Ce titre fait forcément penser à la pandémie mondiale. C’est volontaire ?
Non, c’est plutôt une référence aux rencontres qui chamboulent une vie et, au niveau biblique, à la façon dont tout a changé pour ces personnes qui ont rencontré Jésus. Cela ne désignait donc pas le Covid au départ, mais finalement, on peut y voir un lien avec l’épidémie. N’oublions pas que l’Octave prend sa source alors que la peste ravage l’Europe…
Comment vous êtes-vous préparée ?
Travail, réflexion, lecture, approfondissement : j’ai passé toutes mes périodes de congé chez les Sœurs franciscaines à Luxembourg – avec un test négatif ! (rires) C’était un cadre nécessaire pour moi. Cela m’a demandé énormément de travail mais c’est une chance : la première bénéficiaire, c’est moi !
A quelques heures de l’ouverture, vous sentez-vous prête ?
Oui, je suis sereine. Conduire les gens en quête de sens et de foi vers Jésus : c’est ça mon souhait, ma prière, mon désir.
Entretien avec Christelle Brucker
Télé et site web pour ne rien manquer
A cause de la crise sanitaire, l’Octave se déroulera du 24 avril au 9 mai de manière limitée : seulement 100 fidèles auront accès, sur inscription préalable, aux différents services religieux.
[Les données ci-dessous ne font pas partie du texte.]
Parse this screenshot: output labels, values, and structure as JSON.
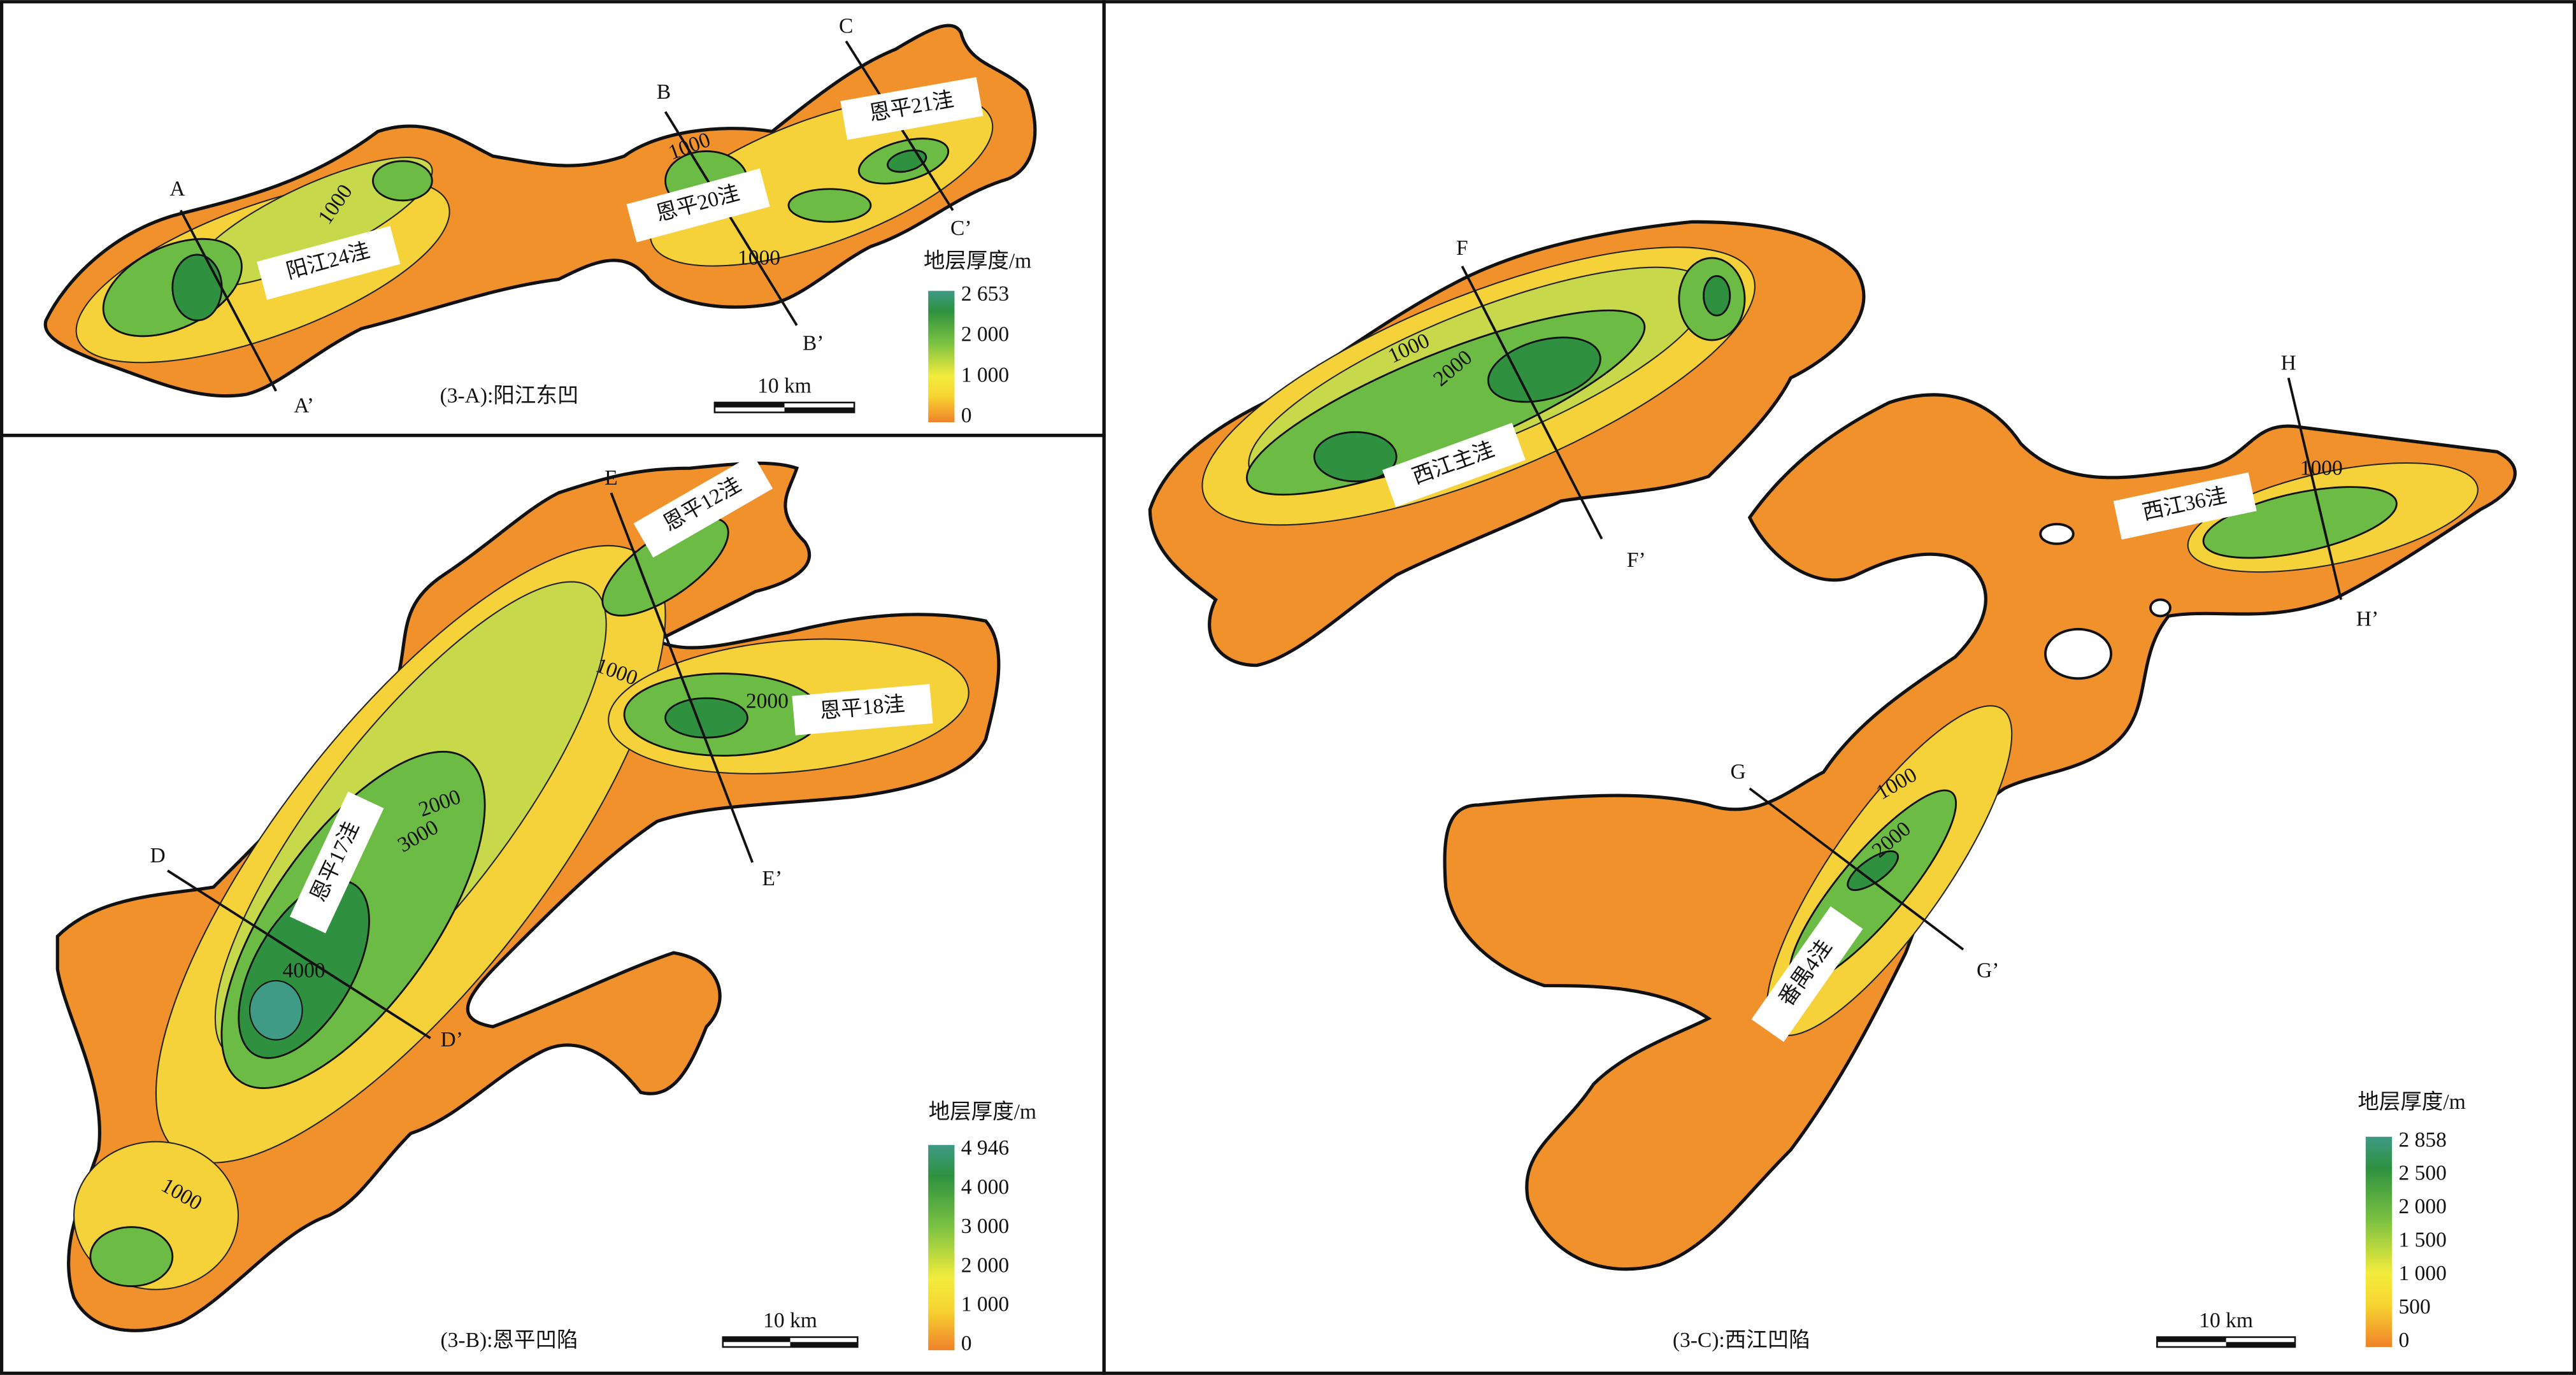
{
  "panels": [
    {
      "caption": "(3-A):阳江东凹",
      "basins": [
        "阳江24洼",
        "恩平20洼",
        "恩平21洼"
      ],
      "sections": [
        [
          "A",
          "A’"
        ],
        [
          "B",
          "B’"
        ],
        [
          "C",
          "C’"
        ]
      ],
      "contour_labels": [
        "1000",
        "1000",
        "1000"
      ],
      "legend": {
        "title": "地层厚度/m",
        "ticks": [
          "2 653",
          "2 000",
          "1 000",
          "0"
        ]
      },
      "scale_bar": "10 km"
    },
    {
      "caption": "(3-B):恩平凹陷",
      "basins": [
        "恩平12洼",
        "恩平18洼",
        "恩平17洼"
      ],
      "sections": [
        [
          "D",
          "D’"
        ],
        [
          "E",
          "E’"
        ]
      ],
      "contour_labels": [
        "1000",
        "2000",
        "2000",
        "3000",
        "4000",
        "1000"
      ],
      "legend": {
        "title": "地层厚度/m",
        "ticks": [
          "4 946",
          "4 000",
          "3 000",
          "2 000",
          "1 000",
          "0"
        ]
      },
      "scale_bar": "10 km"
    },
    {
      "caption": "(3-C):西江凹陷",
      "basins": [
        "西江主洼",
        "西江36洼",
        "番禺4洼"
      ],
      "sections": [
        [
          "F",
          "F’"
        ],
        [
          "H",
          "H’"
        ],
        [
          "G",
          "G’"
        ]
      ],
      "contour_labels": [
        "1000",
        "2000",
        "1000",
        "1000",
        "2000"
      ],
      "legend": {
        "title": "地层厚度/m",
        "ticks": [
          "2 858",
          "2 500",
          "2 000",
          "1 500",
          "1 000",
          "500",
          "0"
        ]
      },
      "scale_bar": "10 km"
    }
  ]
}
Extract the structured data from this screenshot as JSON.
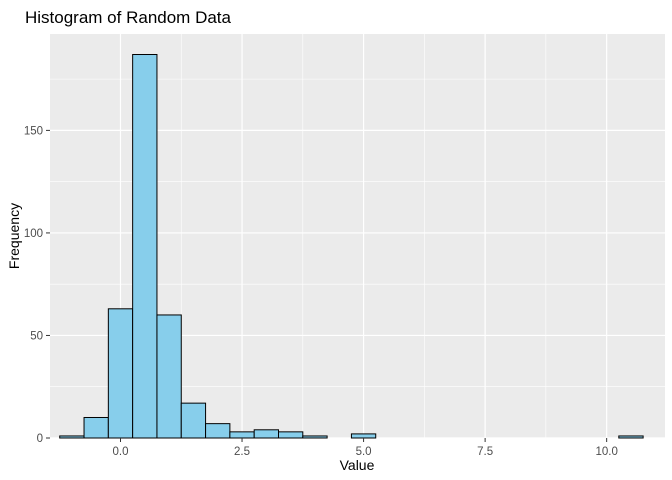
{
  "chart_data": {
    "type": "histogram",
    "title": "Histogram of Random Data",
    "xlabel": "Value",
    "ylabel": "Frequency",
    "xlim": [
      -1.45,
      11.2
    ],
    "ylim": [
      0,
      197
    ],
    "grid": true,
    "x_ticks": [
      0.0,
      2.5,
      5.0,
      7.5,
      10.0
    ],
    "x_tick_labels": [
      "0.0",
      "2.5",
      "5.0",
      "7.5",
      "10.0"
    ],
    "y_ticks": [
      0,
      50,
      100,
      150
    ],
    "y_tick_labels": [
      "0",
      "50",
      "100",
      "150"
    ],
    "bin_width": 0.5,
    "bin_starts": [
      -1.25,
      -0.75,
      -0.25,
      0.25,
      0.75,
      1.25,
      1.75,
      2.25,
      2.75,
      3.25,
      3.75,
      4.25,
      4.75,
      5.25,
      5.75,
      6.25,
      6.75,
      7.25,
      7.75,
      8.25,
      8.75,
      9.25,
      9.75,
      10.25
    ],
    "counts": [
      1,
      10,
      63,
      187,
      60,
      17,
      7,
      3,
      4,
      3,
      1,
      0,
      2,
      0,
      0,
      0,
      0,
      0,
      0,
      0,
      0,
      0,
      0,
      1
    ],
    "colors": {
      "fill": "#87CEEB",
      "stroke": "#000000",
      "panel": "#EBEBEB",
      "grid": "#FFFFFF"
    }
  }
}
Des retransmissions quotidiennes sont prévues :
– La chaîne de télévision .dok (Lëtzebuerger Kanal) diffusera l’ouverture solennelle ce samedi, ainsi que les Saluts pontificaux chaque jour à 16 heures en direct, puis à 18 et 23 heures.
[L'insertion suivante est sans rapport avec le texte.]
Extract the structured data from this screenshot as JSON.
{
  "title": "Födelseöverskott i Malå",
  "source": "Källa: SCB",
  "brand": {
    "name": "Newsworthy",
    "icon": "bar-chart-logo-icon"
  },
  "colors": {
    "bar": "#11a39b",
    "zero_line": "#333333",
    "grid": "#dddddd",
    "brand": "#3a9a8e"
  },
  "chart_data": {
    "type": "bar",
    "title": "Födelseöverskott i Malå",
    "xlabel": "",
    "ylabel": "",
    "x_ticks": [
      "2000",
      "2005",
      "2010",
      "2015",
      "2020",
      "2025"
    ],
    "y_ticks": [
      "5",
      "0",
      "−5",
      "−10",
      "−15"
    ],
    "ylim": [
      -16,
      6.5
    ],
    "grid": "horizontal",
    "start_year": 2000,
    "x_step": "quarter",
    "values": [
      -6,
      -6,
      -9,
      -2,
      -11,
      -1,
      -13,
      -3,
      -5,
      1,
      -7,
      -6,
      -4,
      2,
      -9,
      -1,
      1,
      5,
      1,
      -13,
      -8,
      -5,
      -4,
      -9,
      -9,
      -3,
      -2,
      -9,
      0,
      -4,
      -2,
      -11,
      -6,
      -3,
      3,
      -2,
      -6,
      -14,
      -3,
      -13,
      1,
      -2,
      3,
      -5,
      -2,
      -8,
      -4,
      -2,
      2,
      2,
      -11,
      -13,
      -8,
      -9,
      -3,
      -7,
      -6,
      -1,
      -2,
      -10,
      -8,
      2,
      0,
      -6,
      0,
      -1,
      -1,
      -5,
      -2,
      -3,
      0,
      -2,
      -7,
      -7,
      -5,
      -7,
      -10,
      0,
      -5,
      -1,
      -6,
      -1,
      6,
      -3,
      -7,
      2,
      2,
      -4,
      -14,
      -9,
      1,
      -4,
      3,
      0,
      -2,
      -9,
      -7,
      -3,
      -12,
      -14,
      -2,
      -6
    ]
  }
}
– Le Salut marial pour les malades, les personnes à besoins spécifiques et les victimes de la pandémie (1er mai à 15 heures) et le Pèlerinage des personnes âgées (8 mai à 15 heures) seront diffusés en direct par .dok, puis à 18 et 23 heures.
– Ce dimanche, la messe télévisée sera diffusée depuis la caserne d’Herrenberg, et les deux dimanches suivants, depuis la cathédrale, à 10h30 (.dok, RTL Zwee et cathol.lu).
Sur le site cathol.lu, un stream en direct de la cathédrale sera disponible toute la journée, et les fidèles y trouveront aussi le programme complet et les homélies de la prédicatrice traduites en français.
Une tradition qui remonte au 17e siècle
La toute première procession en l’honneur de la Vierge Marie au Luxembourg a eu lieu le 8 décembre 1624 : ce jour-là, un jésuite, le père Jacques Brocquart, mène ses étudiants hors de la forteresse de la capitale, où se trouve aujourd’hui le Glacis. Ils érigent ensemble une statue de la Sainte Vierge dans l’espoir de mettre fin à la peste, la famine et la guerre. Leur geste est aussi politique puisqu’à l’époque, la foi catholique est menacée par la réforme protestante portée par les Pays-Bas espagnols dont fait partie le pays.
En 1628, la Consolatrice des affligés est mise à l’abri dans une chapelle spécialement construite pour elle : il s’agit de l’actuelle chapelle du Glacis, dont un des vitraux rend d’ailleurs hommage au père Brocquart. De nombreux pèlerins viennent l’adorer régulièrement. Face à cet afflux, la statue est amenée une fois par an à l’église du collège des jésuites, à l’intérieur de la forteresse, pendant huit jours, d’où le terme «octave». A partir de 1678, la statue ne quittera plus cet endroit qui deviendra bien plus tard la cathédrale de Luxembourg.
La durée du pèlerinage de l’Octave fut allongée à 15 jours dès 1922, pour permettre à toutes les paroisses du pays d’y participer. De nos jours, plus de 90 000 personnes participent chaque année à l’Octave.